I am just so glad this hasn't taken away any of the features I love about ADHD. I am still the same lunatic I was before! well not lunatic. Eccentric. Weird. Ok maybe a bit lunatic. But in a good way! I am still the same spontanious, in the moment me I have always been!

Sunday 2 February 2014

More experiences with new meds

I've noticed one thing this past week. I can remember more of my dreams. And I can remember them longer. I can still remember dreams I had earlier this week. Normally I forget them really quickly. Last night I had a dream about been taken as a hostage because some guy needed me for something and wanted to add me into his harem. Half the night I was plotting and planning like I was in some action movie. I really wished I hadn't woken up when I did because now I don't know how I got out.
Most nights I've been having dreams about my theatre group. Understandably since we've still got 2 performances and we've been working really tight lately. And I've had some that are not quite nightmares but almost but they haven't left that anxious feeling when I wake up. I usually get that pretty easily. And I've been more aware that they are dreams and not real. It has some drawbacks. When dreaming about snogging some famous actor, it sucks to know it's a dream...

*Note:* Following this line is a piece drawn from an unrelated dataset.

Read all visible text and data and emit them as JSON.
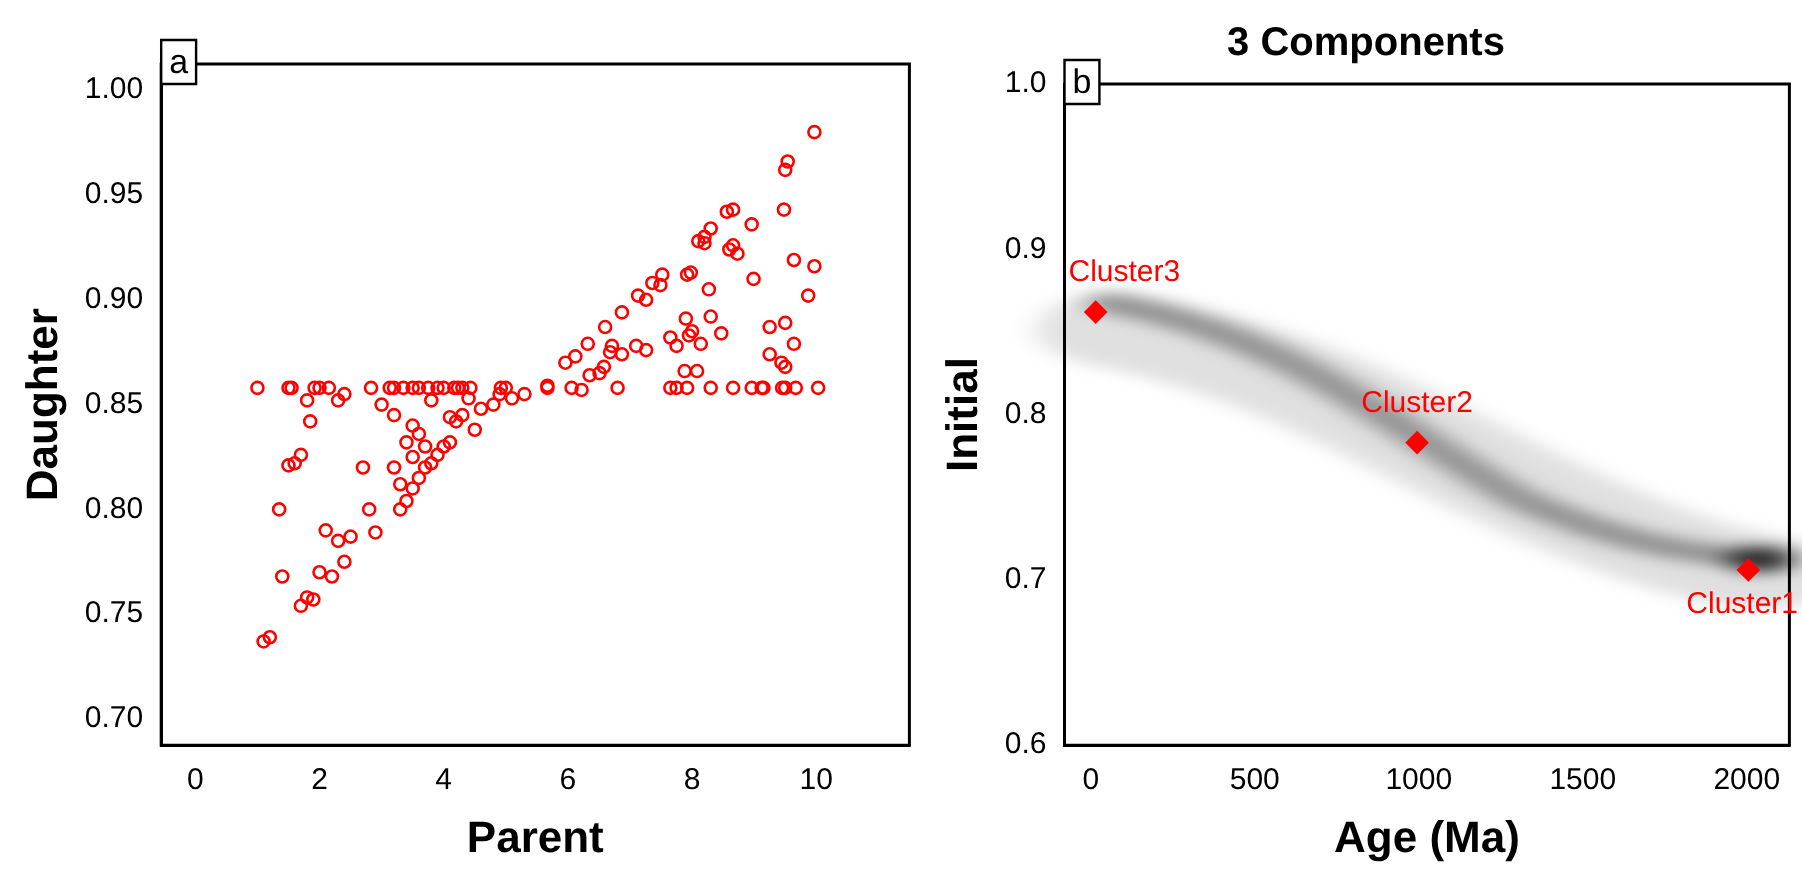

I have noticed I've accomplished more than normal. And earlier. Usually I get school work done in the evenings when my brain works better. Now I've done alot by 5pm. Downside is that I get tired faster. I fall asleep pretty fast but the rest of the evening is bit of a blur and I can't do anything. I can't even concentrade watching a movie. Today I'm trying taking another pill at later time, hopefully that'll even out it a bit. And hopefully I won't get serious side-effects. I always worry about those. I tend not to get them except with astma meds. Hopefully I get to go out and socialise today. I've been stuck inside doing homework for the last two days, I NEED PEOPLE!!